THOMAS BACH: The IOC remains fully committed to the success of the Tokyo Olympic Games, Tokyo 2020.
HILMAN HAMBALI: This all changed when the Canadian Olympic Committee announced it would boycott the Games if they were to go ahead this year. The Australian Olympic Committee soon followed, as CEO Matt Carroll told the media.
MATT CARROLL: We’ve decided to plan towards the hosting of a games in 2021 in Tokyo
HILMAN HAMBALI: The IOC then gave itself four weeks to decide the outcome of the games but swiftly acted one day later, to postpone the event.
THOMAS BACH: The World Health Organization speaks of the acceleration of the spreading of the virus so we were addressing this situation and came to the conclusion that, in order to safeguard the health of the athletes and everybody involved in the Olympic Games, we have to postpone the Olympics and Paralympic Games Tokyo 2020 to the year 2021, with the aim to have it there at the latest in summer time 2021.
HILMAN HAMBALI: The Games would still be branded as Tokyo 2020 and athletes who had already qualified would still be eligible to compete in next year’s games. The dates for the event were also kept during the same time frame as this year shifting only one day from the original schedule. Mr Bach said these games will give us something to celebrate at the end of the pandemic.

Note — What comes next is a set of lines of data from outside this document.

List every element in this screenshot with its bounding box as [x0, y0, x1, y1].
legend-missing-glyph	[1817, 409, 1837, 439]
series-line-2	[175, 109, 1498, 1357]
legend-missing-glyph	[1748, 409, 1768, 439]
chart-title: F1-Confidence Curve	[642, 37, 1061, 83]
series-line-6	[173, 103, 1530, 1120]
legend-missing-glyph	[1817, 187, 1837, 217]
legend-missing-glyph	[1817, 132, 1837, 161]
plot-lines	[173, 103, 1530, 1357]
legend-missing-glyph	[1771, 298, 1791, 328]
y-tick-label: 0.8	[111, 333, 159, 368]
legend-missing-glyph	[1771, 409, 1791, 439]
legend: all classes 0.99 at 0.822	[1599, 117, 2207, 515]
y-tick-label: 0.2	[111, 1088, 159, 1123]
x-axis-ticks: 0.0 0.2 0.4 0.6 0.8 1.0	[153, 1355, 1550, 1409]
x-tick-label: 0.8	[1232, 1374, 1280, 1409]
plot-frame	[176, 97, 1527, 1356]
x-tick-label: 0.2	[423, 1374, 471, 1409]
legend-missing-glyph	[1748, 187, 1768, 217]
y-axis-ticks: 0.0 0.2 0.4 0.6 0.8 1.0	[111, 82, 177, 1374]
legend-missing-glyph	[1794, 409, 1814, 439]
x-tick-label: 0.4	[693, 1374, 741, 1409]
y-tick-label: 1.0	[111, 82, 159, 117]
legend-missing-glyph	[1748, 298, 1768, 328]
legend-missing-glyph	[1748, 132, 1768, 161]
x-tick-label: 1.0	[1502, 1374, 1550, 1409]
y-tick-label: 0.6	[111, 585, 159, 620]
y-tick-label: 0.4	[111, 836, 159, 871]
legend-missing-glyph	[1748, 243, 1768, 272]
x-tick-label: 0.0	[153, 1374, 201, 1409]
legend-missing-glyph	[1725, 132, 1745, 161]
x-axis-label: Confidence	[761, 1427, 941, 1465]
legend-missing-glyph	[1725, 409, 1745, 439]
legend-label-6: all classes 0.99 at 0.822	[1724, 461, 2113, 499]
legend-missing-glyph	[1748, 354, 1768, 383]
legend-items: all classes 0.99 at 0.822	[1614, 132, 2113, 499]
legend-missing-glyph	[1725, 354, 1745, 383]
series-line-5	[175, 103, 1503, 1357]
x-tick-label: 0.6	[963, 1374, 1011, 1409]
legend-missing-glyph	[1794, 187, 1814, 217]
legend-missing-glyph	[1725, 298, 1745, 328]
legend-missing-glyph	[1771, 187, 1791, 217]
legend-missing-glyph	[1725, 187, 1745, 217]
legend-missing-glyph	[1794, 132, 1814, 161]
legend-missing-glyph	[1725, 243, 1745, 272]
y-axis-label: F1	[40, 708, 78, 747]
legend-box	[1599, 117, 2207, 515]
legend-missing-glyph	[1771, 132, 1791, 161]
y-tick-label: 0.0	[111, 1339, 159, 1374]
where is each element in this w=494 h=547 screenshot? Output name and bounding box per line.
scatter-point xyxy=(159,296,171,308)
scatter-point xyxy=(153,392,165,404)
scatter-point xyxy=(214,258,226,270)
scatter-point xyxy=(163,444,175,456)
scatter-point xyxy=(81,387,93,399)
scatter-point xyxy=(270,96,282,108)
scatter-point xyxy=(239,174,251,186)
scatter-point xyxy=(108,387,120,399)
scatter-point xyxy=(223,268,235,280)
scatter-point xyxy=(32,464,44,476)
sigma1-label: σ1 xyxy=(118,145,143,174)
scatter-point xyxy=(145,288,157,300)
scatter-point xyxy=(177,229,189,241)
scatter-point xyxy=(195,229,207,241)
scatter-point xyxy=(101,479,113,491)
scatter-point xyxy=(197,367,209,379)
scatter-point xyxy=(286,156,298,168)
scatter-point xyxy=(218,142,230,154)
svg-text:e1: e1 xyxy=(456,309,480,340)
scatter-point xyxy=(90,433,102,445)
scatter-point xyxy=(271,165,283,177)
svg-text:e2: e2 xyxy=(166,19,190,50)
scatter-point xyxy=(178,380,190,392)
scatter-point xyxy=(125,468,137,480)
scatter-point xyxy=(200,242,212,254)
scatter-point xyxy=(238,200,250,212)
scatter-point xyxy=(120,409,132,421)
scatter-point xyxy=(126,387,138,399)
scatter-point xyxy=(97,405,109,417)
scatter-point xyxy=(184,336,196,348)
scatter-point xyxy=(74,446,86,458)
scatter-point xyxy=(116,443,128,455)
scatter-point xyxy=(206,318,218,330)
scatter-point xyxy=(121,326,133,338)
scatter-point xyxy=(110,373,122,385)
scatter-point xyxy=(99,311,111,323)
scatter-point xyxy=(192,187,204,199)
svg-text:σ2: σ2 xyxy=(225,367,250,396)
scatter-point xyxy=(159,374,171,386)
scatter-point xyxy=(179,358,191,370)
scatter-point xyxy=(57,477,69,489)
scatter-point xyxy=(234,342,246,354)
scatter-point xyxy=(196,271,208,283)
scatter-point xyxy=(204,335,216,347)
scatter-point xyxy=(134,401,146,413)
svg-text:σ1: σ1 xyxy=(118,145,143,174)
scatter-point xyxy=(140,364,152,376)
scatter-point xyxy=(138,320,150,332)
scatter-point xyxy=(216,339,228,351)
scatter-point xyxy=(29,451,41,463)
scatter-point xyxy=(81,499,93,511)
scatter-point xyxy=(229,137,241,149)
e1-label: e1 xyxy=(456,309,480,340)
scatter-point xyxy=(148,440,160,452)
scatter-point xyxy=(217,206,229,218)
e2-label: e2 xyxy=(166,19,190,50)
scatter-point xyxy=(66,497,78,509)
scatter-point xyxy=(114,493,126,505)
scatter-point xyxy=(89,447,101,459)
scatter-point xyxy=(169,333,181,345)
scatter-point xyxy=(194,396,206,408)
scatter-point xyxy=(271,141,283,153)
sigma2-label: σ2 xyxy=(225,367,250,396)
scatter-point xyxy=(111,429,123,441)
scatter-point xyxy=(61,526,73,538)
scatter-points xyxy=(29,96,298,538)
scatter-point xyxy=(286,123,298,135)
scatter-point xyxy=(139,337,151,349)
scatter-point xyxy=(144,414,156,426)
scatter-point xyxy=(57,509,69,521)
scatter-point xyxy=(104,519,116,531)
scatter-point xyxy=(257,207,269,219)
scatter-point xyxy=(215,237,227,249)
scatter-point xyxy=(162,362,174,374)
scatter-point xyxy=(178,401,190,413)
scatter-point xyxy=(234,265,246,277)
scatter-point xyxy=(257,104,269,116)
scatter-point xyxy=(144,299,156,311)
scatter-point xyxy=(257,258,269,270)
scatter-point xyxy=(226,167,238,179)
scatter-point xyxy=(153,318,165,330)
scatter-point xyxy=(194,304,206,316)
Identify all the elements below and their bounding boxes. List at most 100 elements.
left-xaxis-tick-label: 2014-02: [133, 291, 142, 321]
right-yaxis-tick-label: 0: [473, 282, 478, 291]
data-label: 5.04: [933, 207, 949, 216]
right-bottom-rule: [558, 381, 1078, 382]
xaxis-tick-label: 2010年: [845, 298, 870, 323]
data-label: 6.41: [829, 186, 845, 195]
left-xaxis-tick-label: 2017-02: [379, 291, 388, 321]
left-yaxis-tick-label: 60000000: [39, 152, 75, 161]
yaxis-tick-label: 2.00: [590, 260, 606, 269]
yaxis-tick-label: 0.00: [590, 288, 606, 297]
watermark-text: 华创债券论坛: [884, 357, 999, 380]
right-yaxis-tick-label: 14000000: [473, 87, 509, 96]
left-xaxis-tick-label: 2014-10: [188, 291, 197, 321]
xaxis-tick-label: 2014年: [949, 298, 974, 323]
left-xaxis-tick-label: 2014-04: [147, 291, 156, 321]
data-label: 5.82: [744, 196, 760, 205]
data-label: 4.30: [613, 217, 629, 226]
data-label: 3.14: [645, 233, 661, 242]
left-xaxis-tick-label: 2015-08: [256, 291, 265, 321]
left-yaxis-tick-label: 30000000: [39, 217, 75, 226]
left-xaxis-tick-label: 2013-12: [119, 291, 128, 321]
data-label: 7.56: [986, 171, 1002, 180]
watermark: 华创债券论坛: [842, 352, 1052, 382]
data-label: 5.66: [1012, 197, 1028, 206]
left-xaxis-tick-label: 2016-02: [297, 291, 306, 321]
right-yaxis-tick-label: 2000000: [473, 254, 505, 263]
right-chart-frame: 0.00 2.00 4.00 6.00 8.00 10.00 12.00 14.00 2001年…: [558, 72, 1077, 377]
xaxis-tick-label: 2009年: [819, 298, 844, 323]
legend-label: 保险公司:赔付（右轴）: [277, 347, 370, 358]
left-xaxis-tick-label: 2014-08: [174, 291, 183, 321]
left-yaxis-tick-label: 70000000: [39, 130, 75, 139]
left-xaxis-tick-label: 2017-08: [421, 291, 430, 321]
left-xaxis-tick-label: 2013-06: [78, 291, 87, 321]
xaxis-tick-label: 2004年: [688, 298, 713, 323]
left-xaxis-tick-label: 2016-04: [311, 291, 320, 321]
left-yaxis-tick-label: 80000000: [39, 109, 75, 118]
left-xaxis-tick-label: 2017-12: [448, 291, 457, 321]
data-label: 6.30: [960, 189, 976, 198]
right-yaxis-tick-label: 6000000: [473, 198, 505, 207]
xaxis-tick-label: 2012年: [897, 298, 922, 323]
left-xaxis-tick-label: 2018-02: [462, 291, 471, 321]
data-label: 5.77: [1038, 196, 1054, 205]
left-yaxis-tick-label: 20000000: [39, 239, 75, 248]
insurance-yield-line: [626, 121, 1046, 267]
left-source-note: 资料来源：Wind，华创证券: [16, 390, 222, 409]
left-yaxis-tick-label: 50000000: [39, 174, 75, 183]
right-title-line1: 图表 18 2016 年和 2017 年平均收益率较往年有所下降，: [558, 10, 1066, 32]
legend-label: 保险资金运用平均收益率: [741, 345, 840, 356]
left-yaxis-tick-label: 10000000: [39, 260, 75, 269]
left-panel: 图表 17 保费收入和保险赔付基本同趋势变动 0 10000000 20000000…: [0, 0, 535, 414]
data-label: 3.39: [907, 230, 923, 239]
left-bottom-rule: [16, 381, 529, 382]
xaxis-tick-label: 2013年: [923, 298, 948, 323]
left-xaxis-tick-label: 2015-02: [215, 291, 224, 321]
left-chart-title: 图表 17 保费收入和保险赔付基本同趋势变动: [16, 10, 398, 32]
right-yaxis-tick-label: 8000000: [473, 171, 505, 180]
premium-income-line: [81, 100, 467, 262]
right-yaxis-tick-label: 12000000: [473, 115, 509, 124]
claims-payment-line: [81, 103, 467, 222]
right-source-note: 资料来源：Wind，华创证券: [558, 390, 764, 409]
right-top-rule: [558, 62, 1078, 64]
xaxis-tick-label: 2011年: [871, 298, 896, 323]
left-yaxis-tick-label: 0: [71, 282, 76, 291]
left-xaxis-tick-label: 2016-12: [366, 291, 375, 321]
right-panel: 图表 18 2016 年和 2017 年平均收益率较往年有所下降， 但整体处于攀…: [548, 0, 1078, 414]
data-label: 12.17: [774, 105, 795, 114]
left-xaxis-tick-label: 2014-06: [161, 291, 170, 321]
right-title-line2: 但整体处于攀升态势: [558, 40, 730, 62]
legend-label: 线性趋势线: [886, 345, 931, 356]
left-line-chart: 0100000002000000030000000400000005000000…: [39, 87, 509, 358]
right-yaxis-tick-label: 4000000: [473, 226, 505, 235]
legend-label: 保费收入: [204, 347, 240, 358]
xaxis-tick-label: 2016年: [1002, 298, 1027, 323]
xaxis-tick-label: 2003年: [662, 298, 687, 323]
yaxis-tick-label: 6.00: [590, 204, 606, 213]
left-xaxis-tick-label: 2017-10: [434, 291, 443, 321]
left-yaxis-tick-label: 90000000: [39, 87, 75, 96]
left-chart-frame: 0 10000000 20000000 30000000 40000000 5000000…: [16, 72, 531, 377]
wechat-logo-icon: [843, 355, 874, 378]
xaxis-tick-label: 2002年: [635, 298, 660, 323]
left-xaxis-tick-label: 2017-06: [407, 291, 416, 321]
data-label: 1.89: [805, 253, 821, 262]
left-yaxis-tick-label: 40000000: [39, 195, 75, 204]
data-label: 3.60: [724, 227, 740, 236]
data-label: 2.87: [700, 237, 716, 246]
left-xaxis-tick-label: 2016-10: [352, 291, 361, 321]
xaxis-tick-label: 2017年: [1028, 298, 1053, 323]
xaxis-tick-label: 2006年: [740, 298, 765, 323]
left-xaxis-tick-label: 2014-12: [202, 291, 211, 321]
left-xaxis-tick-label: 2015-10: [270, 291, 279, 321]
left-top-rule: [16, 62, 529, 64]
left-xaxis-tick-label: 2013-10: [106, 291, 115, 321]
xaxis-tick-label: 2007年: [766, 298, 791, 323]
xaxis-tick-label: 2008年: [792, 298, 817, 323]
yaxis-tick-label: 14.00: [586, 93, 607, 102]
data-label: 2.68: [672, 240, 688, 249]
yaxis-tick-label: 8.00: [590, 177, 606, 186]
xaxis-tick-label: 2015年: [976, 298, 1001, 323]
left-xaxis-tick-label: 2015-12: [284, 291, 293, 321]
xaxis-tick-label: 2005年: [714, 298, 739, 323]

THOMAS BACH: We are all humankind. We are in a very dark tunnel at this moment in time and we do not know how long this tunnel might be. But we are confident with these Olympic Games at this new date then we can be the light at the end of this dark tunnel and we can therefore give hope to the athletes of the world, but also to the wider public, that there is something happening there next year, which can unite the world and as Prime Minister Abe said,unite the world in celebration of humanity for a victory against this virus.